Sepanjang film, ada flasback berupa ingatan si anak perempuan tentang latar belakangnya, bahwa ia seorang pianis, ia memiliki suami dan seorang anak lelaki, ide suaminya yang ditentangnya soal hendak mendirikan sebuah tempat pertunjukan seni di wilayah konservasi, dan hal-hal lain. Film ini sangat sedikit informasi dan sangattttttttt lambat. Seingatku, ini film terlambat yang pernah kutonton. Sungguh baik dalam menguji kesabaran. 
Tinggal di gua dalam kondisi kelaparan yang mengenaskan. Sumber: taiwancinema.com
Saat sang ibu begitu khawatir ketika sang anak demam. Sumber: taiwancinema.com

Ada satu masa, anak dan ibu ini pindah lokasi ke sebuah gua karena mereka harus lari dari kejaran polisi hutan yang sedang berpatroli. Tinggal di dalam gua membuat mereka merasa lebih aman, dan lebih hangat. Tetapi juga mereka benar-benar kehabisan makanan. Dalam proses mencari kayu bakar, sang ibu dipatok ular dan sekarat. Saat ditemukan, sang anak berusaha menghalau penyebaran racun dan berusaha membawa ibunya kembali ke gua dengan menggendongnya. Sayangnya, haru mulai gelap dan si anak tersasar. Dalam perjalanan yang menyedihkan itu sang ibu meninggal dan si anak mereka benar-benar merana. Di malam gelap, tanpa cahaya bulan sedikitpun, dia terduduk pasrah pada alam. Ia menyerahkan dirinya dan hidupnya dengan mencoba menggantung diri. Sayangnya, dia malah terjatuh. Ia pun gagal mati. 

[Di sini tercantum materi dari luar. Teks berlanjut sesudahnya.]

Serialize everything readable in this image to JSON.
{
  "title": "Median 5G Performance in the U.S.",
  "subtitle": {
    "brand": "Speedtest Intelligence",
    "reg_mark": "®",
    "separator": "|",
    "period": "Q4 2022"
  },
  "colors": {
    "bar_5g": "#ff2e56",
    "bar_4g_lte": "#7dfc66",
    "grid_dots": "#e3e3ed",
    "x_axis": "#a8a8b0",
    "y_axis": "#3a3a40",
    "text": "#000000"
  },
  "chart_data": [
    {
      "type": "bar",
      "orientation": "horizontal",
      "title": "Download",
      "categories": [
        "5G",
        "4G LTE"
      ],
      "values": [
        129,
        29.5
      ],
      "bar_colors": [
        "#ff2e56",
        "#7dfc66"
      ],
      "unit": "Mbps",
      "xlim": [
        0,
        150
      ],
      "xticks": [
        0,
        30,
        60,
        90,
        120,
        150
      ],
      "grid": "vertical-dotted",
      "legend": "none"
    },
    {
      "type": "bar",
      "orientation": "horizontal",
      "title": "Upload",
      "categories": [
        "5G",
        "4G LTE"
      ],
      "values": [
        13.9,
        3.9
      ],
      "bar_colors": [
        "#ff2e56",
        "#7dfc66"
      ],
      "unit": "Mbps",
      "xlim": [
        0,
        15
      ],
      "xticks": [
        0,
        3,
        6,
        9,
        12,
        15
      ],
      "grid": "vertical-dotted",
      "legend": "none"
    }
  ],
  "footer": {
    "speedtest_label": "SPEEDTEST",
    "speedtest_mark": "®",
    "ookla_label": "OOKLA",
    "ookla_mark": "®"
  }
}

Dan film ini selesai begitu saja, tanpa solusi. Si anak sendiri dan entah apa yang dipikirkannya. 

Oke, film ini terasa sangat membosankan. Namun demikian, selain menguji kesabaran penonton, ternyata film ini juga menyuguhkan semacam 'bantuan' untuk bertahan hidup dan menemukan diri sendiri. Manusia, dengan segala hal dalam hidupnya seringkali berusaha melarikan diri bukan hanya dari masalah, tantangan, juga dari dirinya sendiri. Kupikir ide seorang ibu membawa anaknya yang stress ke kedalaman hutan ada bagusnya, untuk mengembalikan manusia kepada habitat sesungguhnya sebelum banyak tempat di bumi menjadi kota-kota yang sibuk, padat dan bising. 

Dalam pencarian itu pula, digambarkan perjuangan sang anak yang telah sebatang kara di kedalaman hutan untuk melawan niat sebuah korporasi yang 'menjual' hutan yang tersisa di Taiwan. Pada suatu perjalanan yang membawanya ke sebuah ketinggian, ia melihat sebuah plang yang menyatakan bahwa wilayah tersebut di jual. Padahal sejauh mata memandang, wilayah tersebut adalah hutan yang murni. Maka si anak menggunakan tubuhnya untuk merubuhkan plang tersebut dan membakar kayunya di gua. Mungkin, ini pesan sebenarnya film membosankan tapi berkesan ini. 

Btw, film ini terinspirasi dari seorang komposer berkebangsaan Perancis bernama Claude Debussy yang karya-karyanya terinspirasi dari alam. Dan memang, soundtrack film ini banyak sekali memperdengarkan musik dari piano. Lokasi syuting film ini di hutan Alisyan, Chiyai dan dibiayai oleh Kementerian Kebudayaan Taiwan.